NUSI is an actively managed portfolio of stocks included in the Nasdaq-100 Index and an options collar. Per index rules, the fund only invests in the top 100 largest (by market cap) nonfinancial stocks listed on NASDAQ. A collar strategy involves selling or writing call options and buying put options, thus generating income to hedge some downside risk. The strategy seeks to generate high current income monthly from any dividends received from the underlying stock and the option premiums retained.
NUSI Is Practical, Realistic
“Replacement rates only use employment earnings to determine a standard of living. While earnings are a vital factor in measuring future income, it’s not the sole factor,” according to Plan Adviser.

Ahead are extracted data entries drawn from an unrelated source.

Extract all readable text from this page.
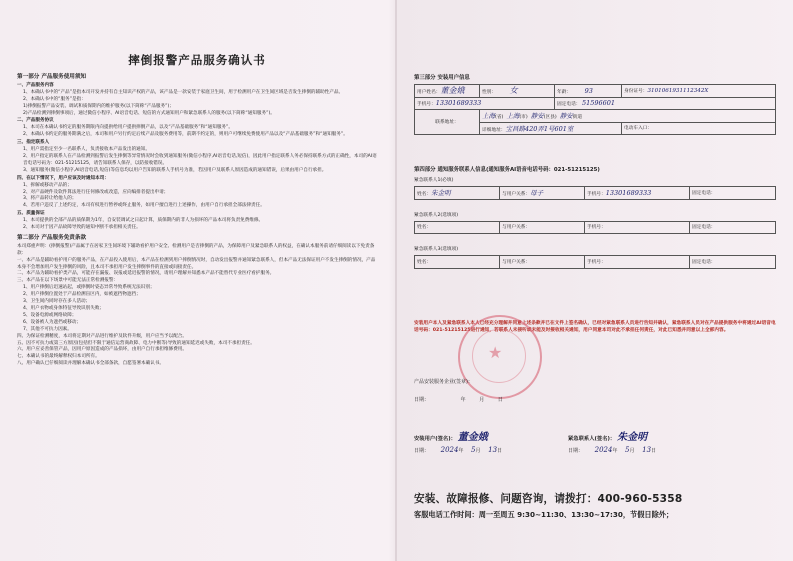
摔倒报警产品服务确认书
第一部分 产品服务使用须知

一、产品服务内容

1、本确认书中的“产品”是指本司开发并持有自主知识产权的产品，该产品是一款安装于家庭卫生间，用于检测用户在卫生间区域是否发生摔倒的辅助性产品。

2、本确认书中的“服务”是指：

1)摔倒报警产品安装、调试和质保期内的维护服务(以下简称“产品服务”)；

2)产品检测到摔倒事项后，通过微信小程序、AI语音电话、短信的方式通知用户和紧急联系人的服务(以下简称“通知服务”)。

二、产品服务协议

1、本司在本确认书约定的服务期限内向提供给用户提供摔倒产品，以及“产品基础服务”和“通知服务”。

2、本确认书约定的服务期满之后，本司和用户另行约定后续产品及服务费用等，前期不约定的，则用户可继续免费使用产品以及“产品基础服务”和“通知服务”。

三、指定联系人

1、用户需指定至少一名联系人，负责接收本产品发出的通知。

2、用户指定的联系人在产品检测到报警后发生摔倒等异常情况时会收到通知服务(微信小程序,AI语音电话,短信)，因此用户指定联系人务必保持联系方式的正确性，本司的AI语音电话号码为：021-51215125，请告知联系人保存，以防接收错误。

3、通知服务(微信小程序,AI语音电话,短信)等信息均以用户告知的联系人手机号为准，若因用户及联系人原因造成的通知错误，后果由用户自行承担。

四、在以下情况下，用户应该及时通知本司：

1、拆解或移动产品的；

2、对产品硬件及软件算法进行任何修改或改造，应向编排者提出申请；

3、将产品转让给他人的；

4、若用户违反了上述约定，本司有权进行暂停或终止服务，如用户擅自进行上述操作，由用户自行承担全部法律责任。

五、质量保证

1、本司提供的全部产品的质保期为1年，自安装调试之日起计算，质保期内的非人为损坏的产品本司将负责免费维修。

2、本司对于因产品故障导致的通知中断不承担相关责任。

第二部分 产品服务免责条款

本司郑重声明：(摔倒报警)产品属于在居家卫生间环境下辅助看护用户安全、检测用户是否摔倒的产品，为保障用户及紧急联系人的权益，在确认本服务前请仔细阅读以下免责条款：

一、本产品是辅助看护用户的服务产品，在产品投入使用后，本产品在检测到用户摔倒情况时，自动发出报警并通知紧急联系人，但本产品无法保证用户不发生摔倒的情况，产品本身不会增加用户发生摔倒的风险，且本司不承担用户发生摔倒事件的直接或间接责任。

二、本产品为辅助看护类产品，可能存在漏报、误报或延迟报警的情况，请用户理解并知悉本产品不能替代专业医疗看护服务。

三、本产品在以下场景中可能无法正常检测报警：

1、用户摔倒后迅速站起，或摔倒时姿态异常导致系统无法识别；

2、用户摔倒位置处于产品检测盲区内，如被遮挡物遮挡；

3、卫生间内同时存在多人活动；

4、用户衣物或身体特征导致识别失败；

5、设备电源或网络故障；

6、设备被人为遮挡或移动；

7、其他不可抗力因素。

四、为保证检测精度，本司将定期对产品进行维护及软件升级，用户应当予以配合。

五、因不可抗力或第三方原因(包括但不限于通信运营商故障、电力中断等)导致的通知延迟或失败，本司不承担责任。

六、用户应妥善保管产品，因用户原因造成的产品损坏，由用户自行承担维修费用。

七、本确认书的最终解释权归本司所有。

八、用户确认已仔细阅读并理解本确认书全部条款，自愿签署本确认书。

第三部分 安装用户信息
用户姓名：董金娥	性别： 女	年龄： 93	身份证号：3101061931112342X
手机号：13301689333		固定电话： 51596601	
联系地址：	上海(省) 上海(市) 静安(区县) 静安街道		
	详细地址：宝昌路420弄1号601室		电动车入口：
第四部分 通知服务联系人信息(通知服务AI语音电话号码：021-51215125)
紧急联系人1(必填)
姓名：朱金明	与用户关系：母子	手机号：13301689333	固定电话：
紧急联系人2(选填项)
姓名：	与用户关系：	手机号：	固定电话：
紧急联系人3(选填项)
姓名：	与用户关系：	手机号：	固定电话：
安装用户本人及紧急联系人本人已经充分理解并同意上述条款并已在文件上签名确认，已经对紧急联系人员进行告知并确认，紧急联系人员对在产品提供服务中将通过AI语音电话号码：021-51215125进行通知，若联系人未接听或未能及时接收相关通知，用户同意本司对此不承担任何责任，对此已知悉并同意以上全部内容。
★
产品安装服务企业(签章)：
日期：	年	月	日
安装用户(签名)： 董金娥	紧急联系人(签名)： 朱金明
日期： 2024年 5月 13日	日期： 2024年 5月 13日
安装、故障报修、问题咨询，请拨打：400-960-5358
客服电话工作时间：周一至周五 9:30~11:30、13:30~17:30，节假日除外；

Covered call strategies such as NUSI can potentially augment a portfolio during periods of heightened volatility. The covered-call options allow an investor to hold a long position in an asset while simultaneously writing, or selling, call options on the same asset. However, the strategy isn’t free of risk.
A covered call refers to an options strategy where an investor writes or sells a call option on an asset which they already own or bought on a share-for-share basis to generate income via premiums derived from the sale of the call options. However, the covered call strategy caps upside potential and provides limited downside protection, so it is ideal for investors with a neutral-to-bullish outlook. NUSI can also help advisors with some important tasks.
“A first step financial advisers should take when projecting retirement income is calculating current living expenses. Determine how much money workers are spending today and compare that with how much they can spend in retirement,” reports Plan Adviser.